How do you convert rows into columns using the CASE statement?
Posted by CarolTh
Last Updated: August 03, 2024
Converting rows into columns is often referred to as "pivoting." In SQL, you can achieve this using the CASE statement in conjunction with an aggregate function, typically SUM() or COUNT(). Here's a generic way to convert rows into columns using the CASE statement:
Example Scenario
Suppose you have a table called Sales with the following structure: | ID | Product | Amount | |----|-----------|--------| | 1 | A | 100 | | 2 | B | 200 | | 3 | A | 150 | | 4 | B | 250 | | 5 | C | 300 |
Goal
You want to transform this table so that each product becomes a column, and the rows are aggregated by the Amount.
SQL Query
Here’s how you’d write a SQL query to achieve that with the CASE statement:
SELECT
    SUM(CASE WHEN Product = 'A' THEN Amount ELSE 0 END) AS Product_A,
    SUM(CASE WHEN Product = 'B' THEN Amount ELSE 0 END) AS Product_B,
    SUM(CASE WHEN Product = 'C' THEN Amount ELSE 0 END) AS Product_C
FROM
    Sales;
Explanation
1. CASE Statement: For each product, we use a CASE statement to assign the Amount to its respective product column.
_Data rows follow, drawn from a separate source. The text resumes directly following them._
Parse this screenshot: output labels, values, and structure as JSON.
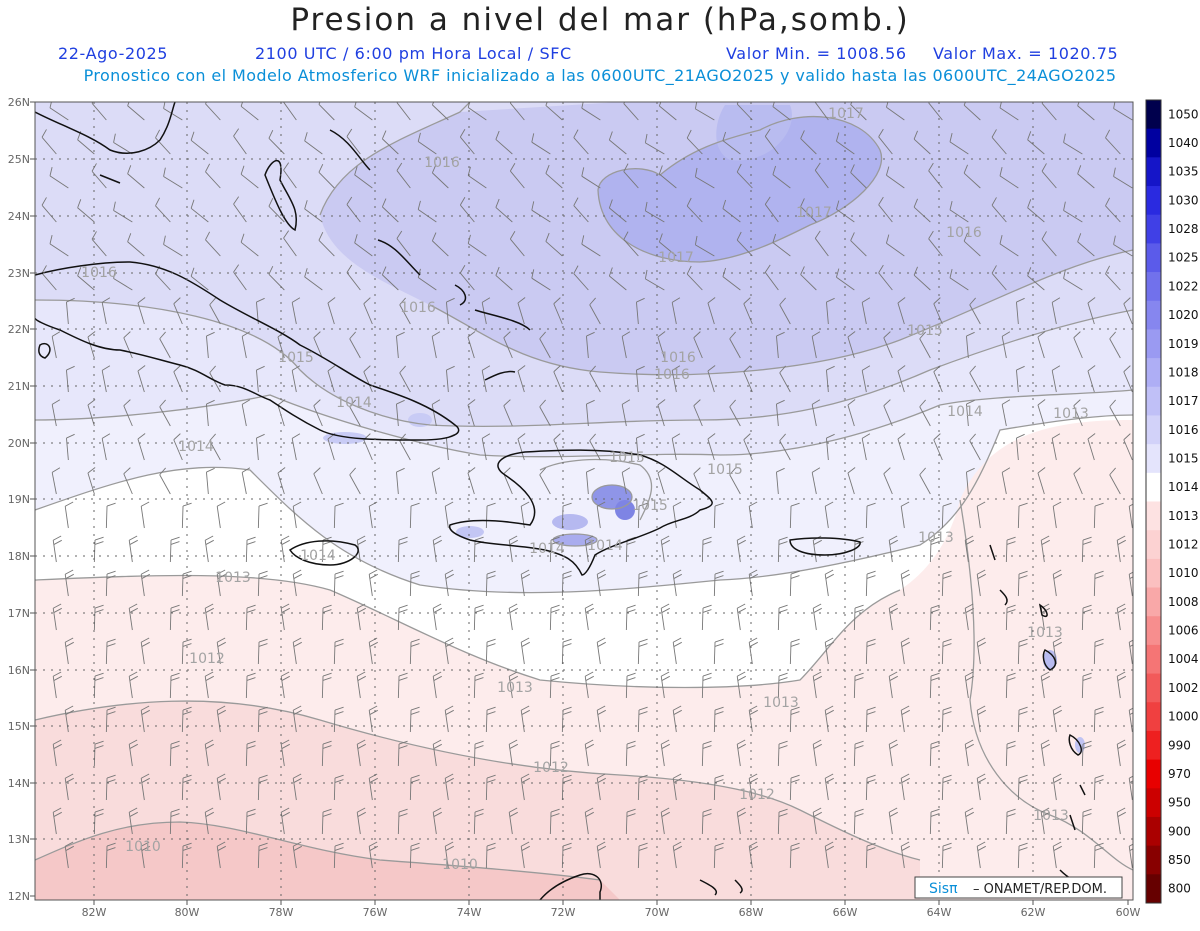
{
  "header": {
    "title": "Presion a nivel del mar (hPa,somb.)",
    "date": "22-Ago-2025",
    "time": "2100 UTC / 6:00 pm Hora Local / SFC",
    "min": "Valor Min. = 1008.56",
    "max": "Valor Max. = 1020.75",
    "subtitle": "Pronostico con el Modelo Atmosferico WRF inicializado a las 0600UTC_21AGO2025 y valido hasta las  0600UTC_24AGO2025"
  },
  "colors": {
    "low_high": "#f2b3b3",
    "neutral": "#ffffff",
    "high": "#aeb2f0",
    "coast": "#111111",
    "isobar": "#8f8f8f"
  },
  "axes": {
    "lon_labels": [
      "82W",
      "80W",
      "78W",
      "76W",
      "74W",
      "72W",
      "70W",
      "68W",
      "66W",
      "64W",
      "62W",
      "60W"
    ],
    "lat_labels": [
      "26N",
      "25N",
      "24N",
      "23N",
      "22N",
      "21N",
      "20N",
      "19N",
      "18N",
      "17N",
      "16N",
      "15N",
      "14N",
      "13N",
      "12N"
    ]
  },
  "isobar_labels": [
    "1017",
    "1017",
    "1016",
    "1016",
    "1016",
    "1016",
    "1017",
    "1016",
    "1015",
    "1015",
    "1016",
    "1015",
    "1014",
    "1014",
    "1014",
    "1015",
    "1015",
    "1014",
    "1013",
    "1014",
    "1014",
    "1013",
    "1013",
    "1013",
    "1012",
    "1013",
    "1013",
    "1012",
    "1012",
    "1013",
    "1010",
    "1010"
  ],
  "colorbar": {
    "labels": [
      "1050",
      "1040",
      "1035",
      "1030",
      "1028",
      "1025",
      "1022",
      "1020",
      "1019",
      "1018",
      "1017",
      "1016",
      "1015",
      "1014",
      "1013",
      "1012",
      "1010",
      "1008",
      "1006",
      "1004",
      "1002",
      "1000",
      "990",
      "970",
      "950",
      "900",
      "850",
      "800"
    ],
    "colors": [
      "#00004d",
      "#0000a0",
      "#1515c8",
      "#2a2ae0",
      "#4040e6",
      "#5b5bea",
      "#7171ec",
      "#8686ef",
      "#9a9af2",
      "#aeaef5",
      "#c0c0f7",
      "#d2d2f9",
      "#e4e4fc",
      "#ffffff",
      "#fde2e2",
      "#fcd2d2",
      "#fbc0c0",
      "#f9a8a8",
      "#f78e8e",
      "#f57575",
      "#f25a5a",
      "#f04040",
      "#ee2020",
      "#e80000",
      "#cc0000",
      "#aa0000",
      "#880000",
      "#660000"
    ]
  },
  "credit": {
    "brand": "Sisπ",
    "text": "– ONAMET/REP.DOM."
  }
}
If the condition (Product = 'A', Product = 'B', etc.) is true, it returns the Amount. Otherwise, it returns 0. 2. SUM Function: The SUM function is used to aggregate the results, ensuring that all amounts for each product are summed together. 3. Column Aliasing: We alias each sum with a meaningful column name (Product_A, Product_B, etc.) for clarity in the result set.
Result
The output of this query will be: | Product_A | Product_B | Product_C | |-----------|-----------|-----------| | 250 | 450 | 300 | In this result: - 250 is the total for Product A (100 + 150). - 450 is the total for Product B (200 + 250). - 300 is the total for Product C.
Additional Notes
- If you have more products, you'll need to extend the CASE statements accordingly. - It's important to consider performance for large datasets, as using multiple CASE statements can become cumbersome. In such cases, consider using more advanced techniques like Common Table Expressions (CTEs) or specific pivot functions if supported by your SQL dialect.